A BBC Brasil apurou que dificilmente será fechado um acordo de última hora entre os dois países para que o apoio seja oficializado durante a visita do presidente Luiz Inácio Lula da Silva à Rússia, que começou nesta segunda-feira e será concluída na terça-feira.

Pelo sistema da OMC, todos os 148 membros da organização precisam aprovar a entrada de um país. Se um deles rejeitar, a entrada do candidato simplesmente não é aceita.

Por isso, é no momento da entrada que cada país já integrante da OMC aproveita para impor suas condições, com concessões de vantagens do país candidato durante os cinco anos que antecedem à adaptação completa às regras da organização.

O Brasil quer que a Rússia faça concessões como o aumento de quotas de importações de carne e açúcar brasileiros, mas o governo russo insiste que, pelo menos no setor de carne, já fez grandes concessões para conseguir o apoio da Europa e dos Estados Unidos.

Por isso, restaria pouco espaço para fazer concessões ao Brasil. No caso do açúcar, a Rússia alega que precisa manter seu sistema de proteções para permitir a sobrevivência de seus plantadores de açúcar de beterraba.

Conselho de Segurança

A declaração conjunta dos presidentes Lula e Vladimir Putin, a ser divulgada nesta terça-feira, deverá mostrar "uma aproximação das visões da Rússia e do Brasil em relação à reforma do Conselho de Segurança da Organização das Nações Unidas (ONU)", segundo apurou a BBC Brasil.

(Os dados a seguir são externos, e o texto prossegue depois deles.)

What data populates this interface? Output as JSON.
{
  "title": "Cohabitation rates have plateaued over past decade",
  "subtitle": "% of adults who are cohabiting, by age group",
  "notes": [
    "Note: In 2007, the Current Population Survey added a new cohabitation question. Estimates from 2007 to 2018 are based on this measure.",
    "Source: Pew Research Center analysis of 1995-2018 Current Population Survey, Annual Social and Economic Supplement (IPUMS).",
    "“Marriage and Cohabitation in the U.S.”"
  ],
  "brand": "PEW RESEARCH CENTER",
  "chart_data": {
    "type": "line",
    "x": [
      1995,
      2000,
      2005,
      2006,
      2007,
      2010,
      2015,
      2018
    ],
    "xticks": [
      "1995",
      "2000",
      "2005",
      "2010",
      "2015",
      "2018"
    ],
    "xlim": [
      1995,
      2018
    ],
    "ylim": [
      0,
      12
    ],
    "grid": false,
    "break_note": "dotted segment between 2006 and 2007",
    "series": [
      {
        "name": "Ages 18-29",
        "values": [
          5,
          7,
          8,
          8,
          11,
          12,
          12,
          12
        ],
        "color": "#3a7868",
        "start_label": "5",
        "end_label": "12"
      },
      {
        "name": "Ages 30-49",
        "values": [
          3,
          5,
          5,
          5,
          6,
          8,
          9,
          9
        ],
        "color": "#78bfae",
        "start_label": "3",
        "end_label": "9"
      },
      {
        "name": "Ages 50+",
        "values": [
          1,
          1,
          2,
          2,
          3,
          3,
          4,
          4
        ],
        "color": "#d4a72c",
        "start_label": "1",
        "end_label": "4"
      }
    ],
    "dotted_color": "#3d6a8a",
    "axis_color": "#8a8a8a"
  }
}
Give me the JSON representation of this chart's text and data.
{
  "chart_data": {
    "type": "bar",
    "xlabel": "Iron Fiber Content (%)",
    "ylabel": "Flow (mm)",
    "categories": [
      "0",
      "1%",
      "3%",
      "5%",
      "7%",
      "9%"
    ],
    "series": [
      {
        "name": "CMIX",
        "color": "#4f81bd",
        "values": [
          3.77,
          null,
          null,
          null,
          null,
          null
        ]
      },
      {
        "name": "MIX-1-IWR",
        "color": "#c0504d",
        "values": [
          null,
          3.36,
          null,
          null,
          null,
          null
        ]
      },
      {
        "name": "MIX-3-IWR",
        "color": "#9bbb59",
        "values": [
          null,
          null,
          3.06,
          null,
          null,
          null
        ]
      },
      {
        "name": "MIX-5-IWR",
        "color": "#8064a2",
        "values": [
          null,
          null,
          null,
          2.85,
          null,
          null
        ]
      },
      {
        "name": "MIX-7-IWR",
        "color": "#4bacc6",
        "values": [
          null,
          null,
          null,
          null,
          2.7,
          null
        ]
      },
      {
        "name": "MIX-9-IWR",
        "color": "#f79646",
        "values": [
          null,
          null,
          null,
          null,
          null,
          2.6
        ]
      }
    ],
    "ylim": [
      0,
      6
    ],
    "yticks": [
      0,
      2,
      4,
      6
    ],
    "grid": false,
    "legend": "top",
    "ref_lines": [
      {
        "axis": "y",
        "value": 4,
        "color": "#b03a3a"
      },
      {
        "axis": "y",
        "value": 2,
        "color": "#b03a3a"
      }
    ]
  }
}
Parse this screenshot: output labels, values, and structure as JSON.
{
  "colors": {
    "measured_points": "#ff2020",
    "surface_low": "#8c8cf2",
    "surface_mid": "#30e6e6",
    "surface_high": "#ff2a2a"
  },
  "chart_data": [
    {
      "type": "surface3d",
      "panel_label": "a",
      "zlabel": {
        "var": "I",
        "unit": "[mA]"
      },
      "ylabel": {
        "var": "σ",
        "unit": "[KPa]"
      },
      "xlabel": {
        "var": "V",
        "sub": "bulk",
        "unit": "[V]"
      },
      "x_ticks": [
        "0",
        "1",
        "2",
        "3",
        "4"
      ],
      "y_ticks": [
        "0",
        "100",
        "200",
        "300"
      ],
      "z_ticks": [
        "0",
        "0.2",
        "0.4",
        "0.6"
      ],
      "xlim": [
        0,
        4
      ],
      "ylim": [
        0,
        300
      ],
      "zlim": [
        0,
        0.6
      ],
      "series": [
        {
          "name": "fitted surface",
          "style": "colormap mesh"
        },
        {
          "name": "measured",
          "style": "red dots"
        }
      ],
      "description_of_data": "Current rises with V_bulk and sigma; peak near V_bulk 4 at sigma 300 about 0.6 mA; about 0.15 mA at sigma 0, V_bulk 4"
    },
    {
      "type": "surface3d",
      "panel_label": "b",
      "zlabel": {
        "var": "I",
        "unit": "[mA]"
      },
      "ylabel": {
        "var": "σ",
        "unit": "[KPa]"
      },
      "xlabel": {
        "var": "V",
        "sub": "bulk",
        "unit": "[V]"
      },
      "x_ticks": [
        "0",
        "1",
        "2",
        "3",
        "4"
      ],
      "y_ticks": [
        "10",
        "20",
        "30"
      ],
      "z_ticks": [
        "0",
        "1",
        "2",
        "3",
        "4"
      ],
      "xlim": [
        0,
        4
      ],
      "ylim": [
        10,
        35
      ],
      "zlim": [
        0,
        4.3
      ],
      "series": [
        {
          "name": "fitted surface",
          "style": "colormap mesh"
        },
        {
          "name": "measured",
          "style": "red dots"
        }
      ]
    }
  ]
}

A Rússia apóia a entrada do Brasil no Conselho de Segurança da ONU, mas havia uma divergência entre os dois países em relação ao prazo da reforma e à necessidade de consenso.

Para o Brasil e o G-4 (grupo que além do Brasil inclui Alemanha, Japão e Índia), a reforma do Conselho pode ser aprovada pela maioria dos integrantes da Assembléia-Geral da ONU, o que significaria "aproveitar essa janela de oportunidade", segundo fontes da comitiva do presidente Lula.

Já a Rússia vinha defendendo a necessidade de um consenso para aprovação da reforma, o que poderia levar a uma demora maior para aprovação.

A posição da Rússia é importante porque o país é membro permanente do atual Conselho de Segurança.

De acordo com essa fonte, as negociações de última hora entre representantes dos dois governos permitiu maior aproximação entre as posições dos dois países, o que será refletido na declaração conjunta.